Headline: schema-forced output is more judge-robust — the Haiku→Sonnet score gap is dramatically smaller under constrained (1.6pp ASQA recall) than under prompted (5.2pp). Both judges agree more often when the model is forced to be specific.

Library defaults to ConstrainedCitedGenerator based on this result.

📄 Full report · 📝 Blog post

LitQA2 — biomedical scientific Q&A

FutureHouse's 199-question scientific Q&A benchmark. Our 3×2 ablation (3 generators × 2 retrieval configs) finds the bottleneck isn't where you'd expect.

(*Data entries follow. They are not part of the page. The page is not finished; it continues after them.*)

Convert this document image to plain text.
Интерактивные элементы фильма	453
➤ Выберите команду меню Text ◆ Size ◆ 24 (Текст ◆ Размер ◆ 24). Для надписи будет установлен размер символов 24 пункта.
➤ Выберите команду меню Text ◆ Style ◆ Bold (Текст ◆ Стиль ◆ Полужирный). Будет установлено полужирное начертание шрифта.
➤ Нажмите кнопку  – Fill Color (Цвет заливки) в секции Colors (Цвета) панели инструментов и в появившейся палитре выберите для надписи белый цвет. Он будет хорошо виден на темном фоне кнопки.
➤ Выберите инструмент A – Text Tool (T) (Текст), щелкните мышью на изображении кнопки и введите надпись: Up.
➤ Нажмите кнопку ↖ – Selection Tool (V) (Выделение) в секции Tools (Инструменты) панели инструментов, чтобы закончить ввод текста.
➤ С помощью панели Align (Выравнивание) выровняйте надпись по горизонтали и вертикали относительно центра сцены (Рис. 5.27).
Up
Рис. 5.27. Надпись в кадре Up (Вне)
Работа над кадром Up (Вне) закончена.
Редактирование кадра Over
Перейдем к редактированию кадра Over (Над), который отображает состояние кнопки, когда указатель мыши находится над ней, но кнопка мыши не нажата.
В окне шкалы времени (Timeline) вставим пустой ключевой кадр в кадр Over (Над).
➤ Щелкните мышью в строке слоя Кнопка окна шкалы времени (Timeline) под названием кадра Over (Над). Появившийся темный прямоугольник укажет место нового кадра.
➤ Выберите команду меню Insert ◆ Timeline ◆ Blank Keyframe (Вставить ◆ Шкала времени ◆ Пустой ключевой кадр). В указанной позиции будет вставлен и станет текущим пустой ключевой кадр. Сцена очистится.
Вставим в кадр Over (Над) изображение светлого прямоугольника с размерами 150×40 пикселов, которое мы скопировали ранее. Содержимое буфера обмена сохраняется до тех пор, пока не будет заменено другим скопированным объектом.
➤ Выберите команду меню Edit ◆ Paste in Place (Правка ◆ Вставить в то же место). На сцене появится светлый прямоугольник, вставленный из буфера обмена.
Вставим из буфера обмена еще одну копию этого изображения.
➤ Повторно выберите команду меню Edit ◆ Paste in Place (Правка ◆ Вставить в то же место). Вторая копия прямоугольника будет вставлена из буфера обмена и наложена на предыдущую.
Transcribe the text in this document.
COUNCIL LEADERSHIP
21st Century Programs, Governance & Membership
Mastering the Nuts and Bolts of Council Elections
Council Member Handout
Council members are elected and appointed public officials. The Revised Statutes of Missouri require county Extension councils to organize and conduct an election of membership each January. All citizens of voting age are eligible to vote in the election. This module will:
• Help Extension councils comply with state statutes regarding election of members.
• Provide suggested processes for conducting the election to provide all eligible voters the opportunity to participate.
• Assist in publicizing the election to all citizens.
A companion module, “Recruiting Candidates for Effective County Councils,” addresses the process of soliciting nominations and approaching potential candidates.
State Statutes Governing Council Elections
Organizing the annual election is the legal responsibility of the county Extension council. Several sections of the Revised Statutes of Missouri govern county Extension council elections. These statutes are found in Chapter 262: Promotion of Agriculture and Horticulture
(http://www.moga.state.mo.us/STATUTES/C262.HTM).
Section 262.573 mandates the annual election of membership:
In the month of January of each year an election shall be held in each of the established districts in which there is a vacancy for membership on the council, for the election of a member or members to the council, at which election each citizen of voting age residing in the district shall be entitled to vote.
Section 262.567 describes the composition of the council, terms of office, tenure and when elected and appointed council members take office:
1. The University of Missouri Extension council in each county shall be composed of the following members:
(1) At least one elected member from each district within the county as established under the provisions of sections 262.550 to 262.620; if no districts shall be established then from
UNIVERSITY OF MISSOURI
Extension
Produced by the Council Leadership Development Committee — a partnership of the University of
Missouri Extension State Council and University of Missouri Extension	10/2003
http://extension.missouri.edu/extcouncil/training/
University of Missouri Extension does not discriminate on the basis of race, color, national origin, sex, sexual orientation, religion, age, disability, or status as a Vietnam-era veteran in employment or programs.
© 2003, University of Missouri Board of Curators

Generator MC accuracy Citation F1 Localization
Prompted 0.897 0.463 0.241
Constrained 0.966 0.466 0.207
SAFE 0.966 0.475 0.207

Headline: constrained decoding is the lever (+6.9pp MC on pilot slice, +0.5pp full corpus). Contextual retrieval is a null result — adding section-level CR moved no metric in either generator config. The localization metric is benchmark-imposed at ~0.21, not generator-imposed (SAFE, designed for localization, doesn't lift it).

📄 Full report · 📝 Blog post


Methodology notes shared across reports

All three benchmark reports follow the same discipline:

  1. Train/test split — thresholds and aggregation choices are fit on a held-out train slice, then frozen and applied to test. In-sample best metrics are reported only as a diagnostic.
  2. Reproducibility — every report ends with a "Reproducibility" section containing the exact CLI command(s) to recreate the headline number from a fresh checkout.
  3. Dual-judge cross-validation (where LLM judges are used) — the same outputs are scored by two independent models to spot judge-generosity artifacts.
  4. Honest caveats — each report lists what isn't validated, what would strengthen the result, and what we deferred to backlog.

We welcome methodology critiques. Eval rigor is the whole moat; the only way to find the holes is to invite people to look for them.